Inoltre, gli enti locali devono emanare con urgenza le procedure amministrative fondiarie conformemente al Decreto 49/2026/ND-CP, segnalare tempestivamente alle autorità competenti eventuali difficoltà e ostacoli riscontrati nel processo di attuazione, garantendo il regolare svolgimento delle procedure e prevenendo lacune nelle procedure amministrative fondiarie nel periodo in cui gli enti locali non abbiano ancora emanato la serie di procedure amministrative previste dal Decreto 49/2026/ND-CP.
In precedenza, il 3 febbraio, il Ministro dell'Agricoltura e dell'Ambiente Tran Duc Thang ha firmato un documento indirizzato ai Consigli Popolari e ai Comitati Popolari di province e città, richiedendo l'attuazione urgente del Decreto n. 49/2026/ND-CP.
Il Ministero dell'Agricoltura e dell'Ambiente ha inoltre dichiarato che il Governo ha appena emanato il Decreto n. 50/2026/ND-CP, che specifica alcune disposizioni della Risoluzione n. 254/2025/QH15 dell'11 dicembre 2025 dell'Assemblea Nazionale, la quale stabilisce alcuni meccanismi e politiche per rimuovere le difficoltà e gli ostacoli nell'attuazione della Legge Fondiaria.

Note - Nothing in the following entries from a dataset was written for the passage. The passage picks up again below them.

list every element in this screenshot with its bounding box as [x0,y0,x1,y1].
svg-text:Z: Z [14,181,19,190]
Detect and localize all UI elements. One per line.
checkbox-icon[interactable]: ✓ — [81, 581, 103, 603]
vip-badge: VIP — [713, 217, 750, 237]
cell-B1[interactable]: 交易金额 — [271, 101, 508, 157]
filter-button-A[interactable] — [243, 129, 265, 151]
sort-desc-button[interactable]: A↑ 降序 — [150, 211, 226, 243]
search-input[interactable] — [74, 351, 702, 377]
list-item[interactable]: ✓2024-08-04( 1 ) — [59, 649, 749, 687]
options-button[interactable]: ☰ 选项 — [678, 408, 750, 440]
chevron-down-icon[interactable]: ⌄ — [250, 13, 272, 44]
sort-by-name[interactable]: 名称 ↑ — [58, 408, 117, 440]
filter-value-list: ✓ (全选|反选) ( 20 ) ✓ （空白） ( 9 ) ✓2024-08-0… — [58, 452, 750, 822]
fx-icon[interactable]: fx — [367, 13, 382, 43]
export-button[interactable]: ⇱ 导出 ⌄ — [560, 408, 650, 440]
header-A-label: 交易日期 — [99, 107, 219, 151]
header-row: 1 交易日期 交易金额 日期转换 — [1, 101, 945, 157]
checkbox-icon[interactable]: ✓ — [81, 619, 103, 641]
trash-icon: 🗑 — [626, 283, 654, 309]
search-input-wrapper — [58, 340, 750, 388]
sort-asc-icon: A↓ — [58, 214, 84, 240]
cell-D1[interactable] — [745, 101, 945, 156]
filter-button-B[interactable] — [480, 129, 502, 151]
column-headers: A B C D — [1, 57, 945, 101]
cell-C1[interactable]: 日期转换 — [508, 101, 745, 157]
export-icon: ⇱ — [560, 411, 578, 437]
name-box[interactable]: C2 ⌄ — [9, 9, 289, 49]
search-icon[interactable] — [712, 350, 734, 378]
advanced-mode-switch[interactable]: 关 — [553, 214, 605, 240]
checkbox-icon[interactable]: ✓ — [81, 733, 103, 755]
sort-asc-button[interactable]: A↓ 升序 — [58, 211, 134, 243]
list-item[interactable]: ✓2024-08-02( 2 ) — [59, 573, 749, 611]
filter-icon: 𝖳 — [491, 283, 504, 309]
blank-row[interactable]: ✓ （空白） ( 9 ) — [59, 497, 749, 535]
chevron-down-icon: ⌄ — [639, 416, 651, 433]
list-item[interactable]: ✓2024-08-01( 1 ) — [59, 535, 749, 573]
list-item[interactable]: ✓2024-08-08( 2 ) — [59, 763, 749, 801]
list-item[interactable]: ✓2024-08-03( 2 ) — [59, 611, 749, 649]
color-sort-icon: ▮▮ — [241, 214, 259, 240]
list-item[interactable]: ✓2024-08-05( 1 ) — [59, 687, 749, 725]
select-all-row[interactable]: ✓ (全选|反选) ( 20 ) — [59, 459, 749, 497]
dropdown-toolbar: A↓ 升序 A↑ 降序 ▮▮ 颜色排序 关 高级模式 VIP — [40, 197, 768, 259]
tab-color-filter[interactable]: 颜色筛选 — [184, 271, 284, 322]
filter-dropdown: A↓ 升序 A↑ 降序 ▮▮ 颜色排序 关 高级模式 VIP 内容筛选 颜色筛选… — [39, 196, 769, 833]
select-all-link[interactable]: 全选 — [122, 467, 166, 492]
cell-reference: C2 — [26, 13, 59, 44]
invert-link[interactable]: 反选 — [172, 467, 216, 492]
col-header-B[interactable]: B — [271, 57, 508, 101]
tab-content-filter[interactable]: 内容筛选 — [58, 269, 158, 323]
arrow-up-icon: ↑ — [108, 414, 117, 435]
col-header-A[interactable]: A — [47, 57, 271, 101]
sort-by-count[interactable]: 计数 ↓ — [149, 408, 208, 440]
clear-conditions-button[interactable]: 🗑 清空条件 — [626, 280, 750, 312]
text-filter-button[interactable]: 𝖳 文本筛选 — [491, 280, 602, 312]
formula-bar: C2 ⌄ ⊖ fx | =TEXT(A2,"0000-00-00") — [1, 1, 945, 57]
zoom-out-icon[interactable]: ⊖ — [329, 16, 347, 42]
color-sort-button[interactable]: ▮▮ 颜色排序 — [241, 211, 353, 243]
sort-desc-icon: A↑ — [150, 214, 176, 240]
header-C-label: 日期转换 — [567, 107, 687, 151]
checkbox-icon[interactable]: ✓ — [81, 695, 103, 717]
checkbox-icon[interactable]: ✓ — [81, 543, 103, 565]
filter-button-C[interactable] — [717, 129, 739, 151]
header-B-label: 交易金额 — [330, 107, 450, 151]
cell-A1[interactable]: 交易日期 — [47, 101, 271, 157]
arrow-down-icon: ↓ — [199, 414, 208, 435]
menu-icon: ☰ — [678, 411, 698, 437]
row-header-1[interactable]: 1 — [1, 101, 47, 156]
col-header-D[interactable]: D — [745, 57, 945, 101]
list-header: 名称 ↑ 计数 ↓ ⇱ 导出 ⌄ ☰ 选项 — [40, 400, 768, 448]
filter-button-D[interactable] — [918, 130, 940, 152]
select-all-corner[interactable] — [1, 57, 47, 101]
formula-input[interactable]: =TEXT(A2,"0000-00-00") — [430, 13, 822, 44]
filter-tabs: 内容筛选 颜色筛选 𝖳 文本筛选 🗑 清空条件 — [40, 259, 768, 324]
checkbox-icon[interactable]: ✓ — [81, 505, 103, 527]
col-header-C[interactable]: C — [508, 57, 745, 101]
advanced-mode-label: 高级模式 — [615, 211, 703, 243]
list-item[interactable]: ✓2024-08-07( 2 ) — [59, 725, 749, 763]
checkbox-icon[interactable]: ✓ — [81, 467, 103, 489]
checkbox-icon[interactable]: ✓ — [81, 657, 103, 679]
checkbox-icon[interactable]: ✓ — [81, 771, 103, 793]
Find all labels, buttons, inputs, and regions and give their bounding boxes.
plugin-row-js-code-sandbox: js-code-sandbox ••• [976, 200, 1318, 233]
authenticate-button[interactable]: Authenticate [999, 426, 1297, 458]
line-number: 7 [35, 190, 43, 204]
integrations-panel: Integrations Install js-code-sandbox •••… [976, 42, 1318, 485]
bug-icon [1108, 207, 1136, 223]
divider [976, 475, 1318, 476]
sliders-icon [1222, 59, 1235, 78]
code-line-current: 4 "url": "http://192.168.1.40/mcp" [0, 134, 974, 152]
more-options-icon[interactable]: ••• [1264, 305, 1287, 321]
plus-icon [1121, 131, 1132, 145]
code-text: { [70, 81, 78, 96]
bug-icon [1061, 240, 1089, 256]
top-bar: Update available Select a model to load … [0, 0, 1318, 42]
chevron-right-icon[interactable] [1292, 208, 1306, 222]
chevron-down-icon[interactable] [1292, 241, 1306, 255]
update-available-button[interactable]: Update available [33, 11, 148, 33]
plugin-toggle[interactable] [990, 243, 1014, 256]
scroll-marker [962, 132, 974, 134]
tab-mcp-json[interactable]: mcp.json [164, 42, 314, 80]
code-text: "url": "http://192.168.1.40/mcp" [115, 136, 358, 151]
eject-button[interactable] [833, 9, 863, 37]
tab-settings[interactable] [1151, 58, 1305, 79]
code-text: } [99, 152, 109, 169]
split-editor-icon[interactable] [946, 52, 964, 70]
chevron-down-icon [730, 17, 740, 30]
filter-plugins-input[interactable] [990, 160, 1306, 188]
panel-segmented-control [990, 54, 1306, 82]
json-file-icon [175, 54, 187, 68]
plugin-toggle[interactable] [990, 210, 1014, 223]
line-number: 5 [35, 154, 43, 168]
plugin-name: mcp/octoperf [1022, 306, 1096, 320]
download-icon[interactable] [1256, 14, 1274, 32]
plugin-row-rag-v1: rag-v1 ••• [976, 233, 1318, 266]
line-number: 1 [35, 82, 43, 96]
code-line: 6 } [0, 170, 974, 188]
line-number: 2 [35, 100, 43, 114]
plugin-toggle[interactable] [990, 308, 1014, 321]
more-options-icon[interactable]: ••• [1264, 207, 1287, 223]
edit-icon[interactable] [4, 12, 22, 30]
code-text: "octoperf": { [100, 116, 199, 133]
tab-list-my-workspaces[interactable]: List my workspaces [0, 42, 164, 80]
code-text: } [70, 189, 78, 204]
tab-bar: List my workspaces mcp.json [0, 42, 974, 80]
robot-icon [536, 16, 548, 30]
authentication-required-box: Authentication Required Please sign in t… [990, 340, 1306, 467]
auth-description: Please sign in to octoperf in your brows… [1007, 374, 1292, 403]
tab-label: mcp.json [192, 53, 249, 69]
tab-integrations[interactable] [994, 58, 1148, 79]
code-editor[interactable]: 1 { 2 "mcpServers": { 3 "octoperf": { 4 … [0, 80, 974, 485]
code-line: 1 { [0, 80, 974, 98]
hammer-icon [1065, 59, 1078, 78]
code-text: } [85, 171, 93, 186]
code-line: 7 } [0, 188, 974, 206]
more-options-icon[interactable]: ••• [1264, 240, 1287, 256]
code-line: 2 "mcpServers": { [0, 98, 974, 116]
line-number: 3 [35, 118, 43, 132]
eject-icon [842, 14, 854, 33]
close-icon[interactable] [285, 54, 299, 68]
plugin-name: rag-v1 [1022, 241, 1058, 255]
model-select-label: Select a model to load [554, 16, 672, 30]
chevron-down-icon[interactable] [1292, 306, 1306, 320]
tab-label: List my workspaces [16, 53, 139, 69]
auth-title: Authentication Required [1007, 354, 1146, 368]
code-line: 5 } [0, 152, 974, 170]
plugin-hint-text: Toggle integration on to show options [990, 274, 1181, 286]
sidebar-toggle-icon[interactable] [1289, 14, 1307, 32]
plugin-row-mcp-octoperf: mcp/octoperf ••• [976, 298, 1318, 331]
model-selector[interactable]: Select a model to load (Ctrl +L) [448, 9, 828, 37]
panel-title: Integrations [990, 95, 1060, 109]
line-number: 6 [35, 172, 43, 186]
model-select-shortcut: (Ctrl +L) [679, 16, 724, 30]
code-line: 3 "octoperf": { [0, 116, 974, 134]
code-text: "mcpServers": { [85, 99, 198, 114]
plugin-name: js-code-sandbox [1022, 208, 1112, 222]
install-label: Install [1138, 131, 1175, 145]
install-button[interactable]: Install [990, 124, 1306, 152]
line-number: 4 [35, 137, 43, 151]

Secondo le nuove normative delineate nel suddetto decreto, l'esenzione o la riduzione delle tasse di utilizzo del suolo in caso di conversione di terreni agricoli, orti o aree destinate a stagni in terreni residenziali può essere applicata una sola volta per nucleo familiare o individuo, su un singolo appezzamento di terreno scelto dall'utilizzatore. Le successive conversioni ad altri appezzamenti di terreno o conversioni successive non saranno ammissibili a questo trattamento preferenziale e richiederanno il pagamento del 100% della differenza delle tasse di utilizzo del suolo, come stabilito al momento del rilascio del permesso di conversione.
Gli utilizzatori del terreno devono impegnarsi e assumersi la responsabilità di selezionare il lotto di terreno idoneo al trattamento preferenziale. In caso di dichiarazione errata, le autorità rivaluteranno gli obblighi finanziari secondo la normativa vigente.